Poet Fabu Phillis Carter at the Opening of the Center for Black Excellence and Culture
On May 6, Madison welcomed the Center for Black Excellence and Culture with a ribbon cutting that felt more like a homecoming.
The gathering drew community members across generations — alongside elected officials including U.S. Rep. Mark Pocan, Wisconsin Gov. Tony Evers, and La Crosse Mayor Shaundel Washington-Spivey.
Among those present was poet and cultural elder Dr. Fabu Phillis Carter, whose very presence carried the weight of history. She arrived wearing a black and white illustrated jacket gifted to her by the late Ms. Milele Chikasa Anana — founder and publisher of Umoja, a landmark magazine devoted to celebrating Black culture. The jacket was more than fashion.

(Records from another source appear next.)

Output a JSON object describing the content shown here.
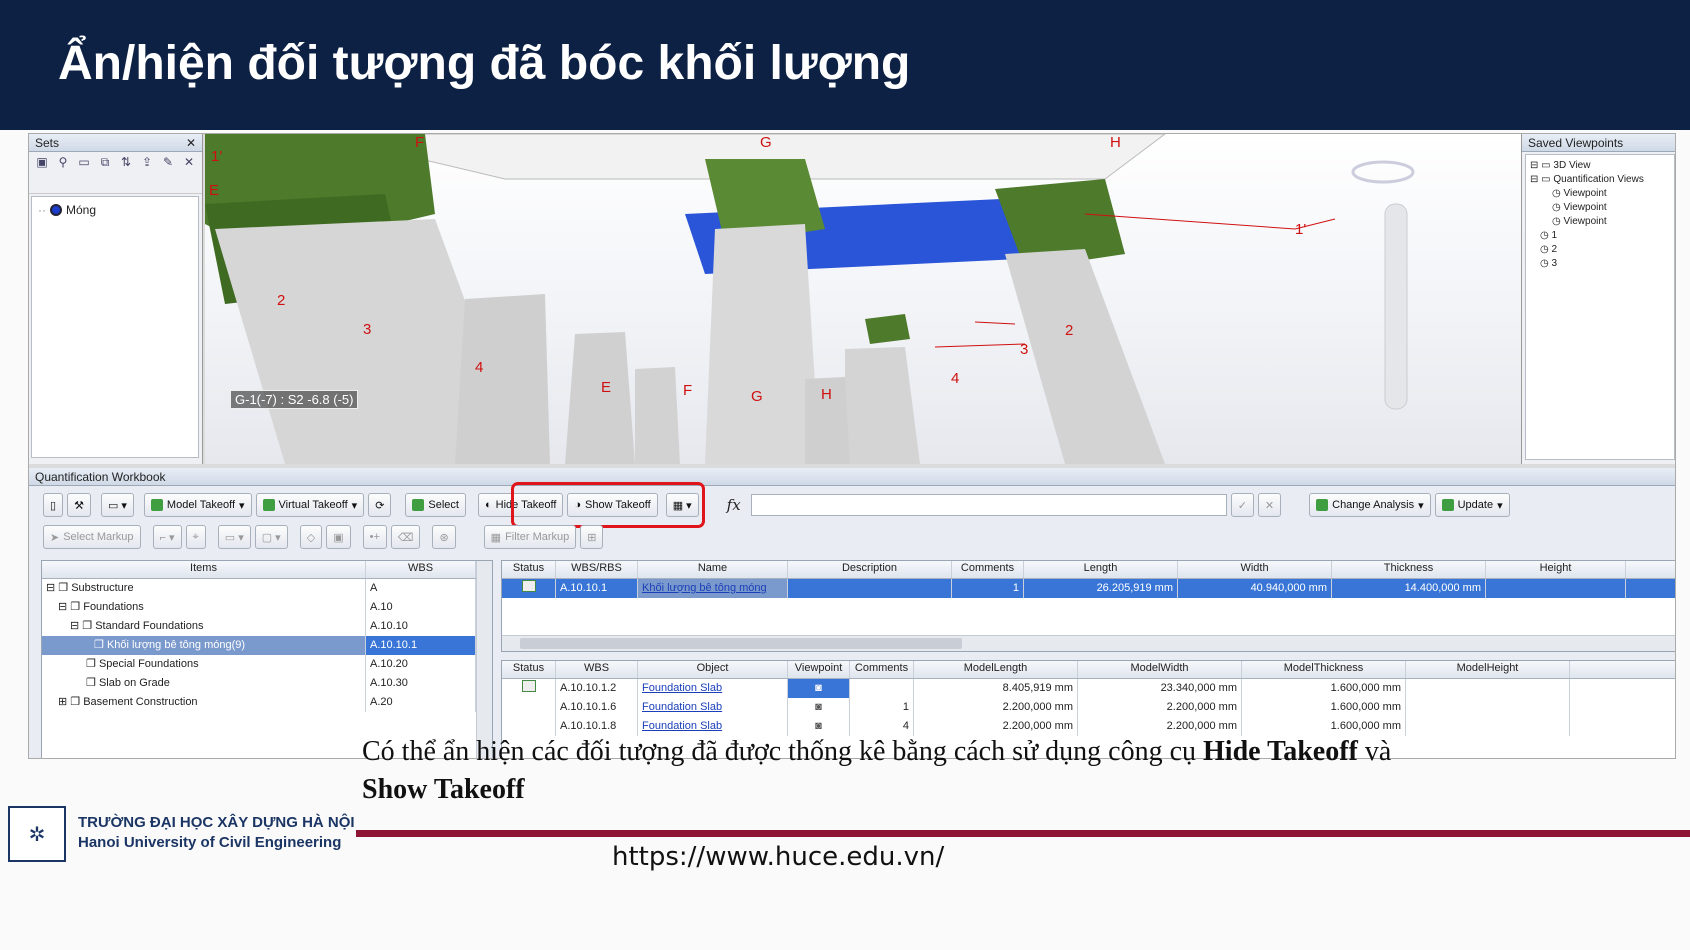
{
  "slide": {
    "title": "Ẩn/hiện đối tượng đã bóc khối lượng",
    "caption_part1": "Có thể ẩn hiện các đối tượng đã được thống kê bằng cách sử dụng công cụ ",
    "caption_bold1": "Hide Takeoff",
    "caption_part2": " và ",
    "caption_bold2": "Show Takeoff",
    "university_vi": "TRƯỜNG ĐẠI HỌC XÂY DỰNG HÀ NỘI",
    "university_en": "Hanoi University of Civil Engineering",
    "url": "https://www.huce.edu.vn/",
    "colors": {
      "header": "#0d2145",
      "accent": "#8e1534",
      "highlight": "#e0141b",
      "selection": "#3875d7"
    }
  },
  "sets_panel": {
    "title": "Sets",
    "tree_item": "Móng"
  },
  "viewport": {
    "coord_readout": "G-1(-7) : S2 -6.8 (-5)",
    "labels": [
      "1'",
      "F",
      "G",
      "H",
      "E",
      "2",
      "3",
      "4",
      "E",
      "F",
      "G",
      "H",
      "1'",
      "2",
      "3",
      "4"
    ]
  },
  "saved_viewpoints": {
    "title": "Saved Viewpoints",
    "items": [
      "3D View",
      "Quantification Views",
      "Viewpoint",
      "Viewpoint",
      "Viewpoint",
      "1",
      "2",
      "3"
    ]
  },
  "workbook": {
    "title": "Quantification Workbook",
    "toolbar": {
      "model_takeoff": "Model Takeoff",
      "virtual_takeoff": "Virtual Takeoff",
      "select": "Select",
      "hide_takeoff": "Hide Takeoff",
      "show_takeoff": "Show Takeoff",
      "fx": "fx",
      "change_analysis": "Change Analysis",
      "update": "Update",
      "select_markup": "Select Markup",
      "filter_markup": "Filter Markup"
    },
    "items_grid": {
      "headers": [
        "Items",
        "WBS"
      ],
      "rows": [
        {
          "name": "Substructure",
          "wbs": "A"
        },
        {
          "name": "Foundations",
          "wbs": "A.10"
        },
        {
          "name": "Standard Foundations",
          "wbs": "A.10.10"
        },
        {
          "name": "Khối lượng bê tông móng(9)",
          "wbs": "A.10.10.1"
        },
        {
          "name": "Special Foundations",
          "wbs": "A.10.20"
        },
        {
          "name": "Slab on Grade",
          "wbs": "A.10.30"
        },
        {
          "name": "Basement Construction",
          "wbs": "A.20"
        }
      ]
    },
    "top_grid": {
      "headers": [
        "Status",
        "WBS/RBS",
        "Name",
        "Description",
        "Comments",
        "Length",
        "Width",
        "Thickness",
        "Height"
      ],
      "row": {
        "wbs": "A.10.10.1",
        "name": "Khối lượng bê tông móng",
        "description": "",
        "comments": "1",
        "length": "26.205,919 mm",
        "width": "40.940,000 mm",
        "thickness": "14.400,000 mm"
      }
    },
    "bottom_grid": {
      "headers": [
        "Status",
        "WBS",
        "Object",
        "Viewpoint",
        "Comments",
        "ModelLength",
        "ModelWidth",
        "ModelThickness",
        "ModelHeight"
      ],
      "rows": [
        {
          "wbs": "A.10.10.1.2",
          "object": "Foundation Slab",
          "comments": "",
          "length": "8.405,919 mm",
          "width": "23.340,000 mm",
          "thickness": "1.600,000 mm"
        },
        {
          "wbs": "A.10.10.1.6",
          "object": "Foundation Slab",
          "comments": "1",
          "length": "2.200,000 mm",
          "width": "2.200,000 mm",
          "thickness": "1.600,000 mm"
        },
        {
          "wbs": "A.10.10.1.8",
          "object": "Foundation Slab",
          "comments": "4",
          "length": "2.200,000 mm",
          "width": "2.200,000 mm",
          "thickness": "1.600,000 mm"
        }
      ]
    }
  }
}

It was a bridge between generations, a reminder that the road to this moment was paved by visionaries who came before.
Dr. Fabu has spent decades as a keeper of Black culture in Madison — through poetry, community leadership, and an unwavering commitment to honoring and amplifying Black voices. Her presence at the ribbon cutting was a recognition of that legacy, and a symbol of the continuity this Center is built to carry forward.
Center co-founder Alex Gee, dressed in a blazer embroidered with the Center's logo, opened with words that set the tone:
"Black culture has been consumed, but not invested in. Imitated, but not institutionally supported. Celebrated publicly, but underfunded structurally. And that is why this moment matters. This Center is not optional. This center is necessary, this Center is overdue, this Center is infrastructure for identity."

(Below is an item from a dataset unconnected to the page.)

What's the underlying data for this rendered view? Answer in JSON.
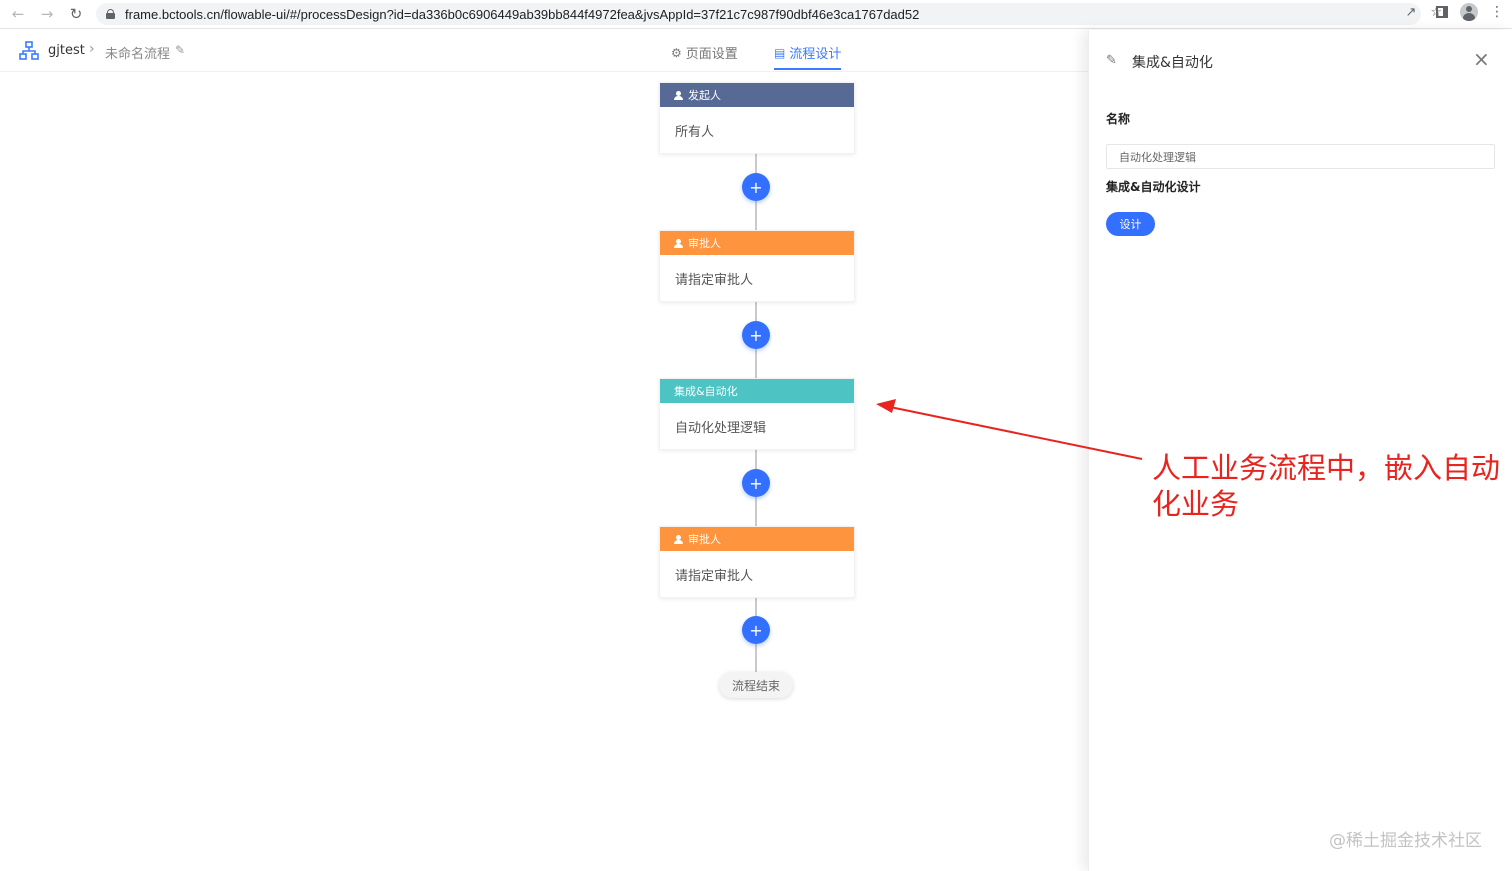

Beside him stood his sister and co-founder Lilada Gee, radiant in a multicolored dress and bold yellow sunglasses that read "BOOM."

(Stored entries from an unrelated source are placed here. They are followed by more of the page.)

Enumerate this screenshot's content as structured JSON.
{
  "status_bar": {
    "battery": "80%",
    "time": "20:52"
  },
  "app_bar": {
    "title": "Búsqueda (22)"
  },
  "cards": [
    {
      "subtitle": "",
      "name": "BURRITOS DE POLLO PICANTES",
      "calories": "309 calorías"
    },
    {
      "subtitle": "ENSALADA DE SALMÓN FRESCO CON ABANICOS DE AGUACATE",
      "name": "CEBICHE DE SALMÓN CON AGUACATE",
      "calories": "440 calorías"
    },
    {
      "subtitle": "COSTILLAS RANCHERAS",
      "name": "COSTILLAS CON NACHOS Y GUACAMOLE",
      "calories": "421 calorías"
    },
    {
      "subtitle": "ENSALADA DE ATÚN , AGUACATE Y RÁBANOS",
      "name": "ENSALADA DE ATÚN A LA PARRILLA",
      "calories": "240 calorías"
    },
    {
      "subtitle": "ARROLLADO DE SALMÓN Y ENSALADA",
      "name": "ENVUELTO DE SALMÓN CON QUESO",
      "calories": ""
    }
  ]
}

The Center at 671 W. Badger Road is built for the full spectrum of Black life — featuring theaters, art galleries, sound recording booths, and makerspaces, alongside mixed-use event spaces for everything from prom planning to birthday dinners. A children's library sits next to a gathering space for older adults. The design is intentionally colorful and intergenerational.
By 3 p.m. — just one hour after the open house began — a line stretched from the entrance down the road. Some visitors waited nearly an hour to get inside.
Madison has long needed this. Now, it's here.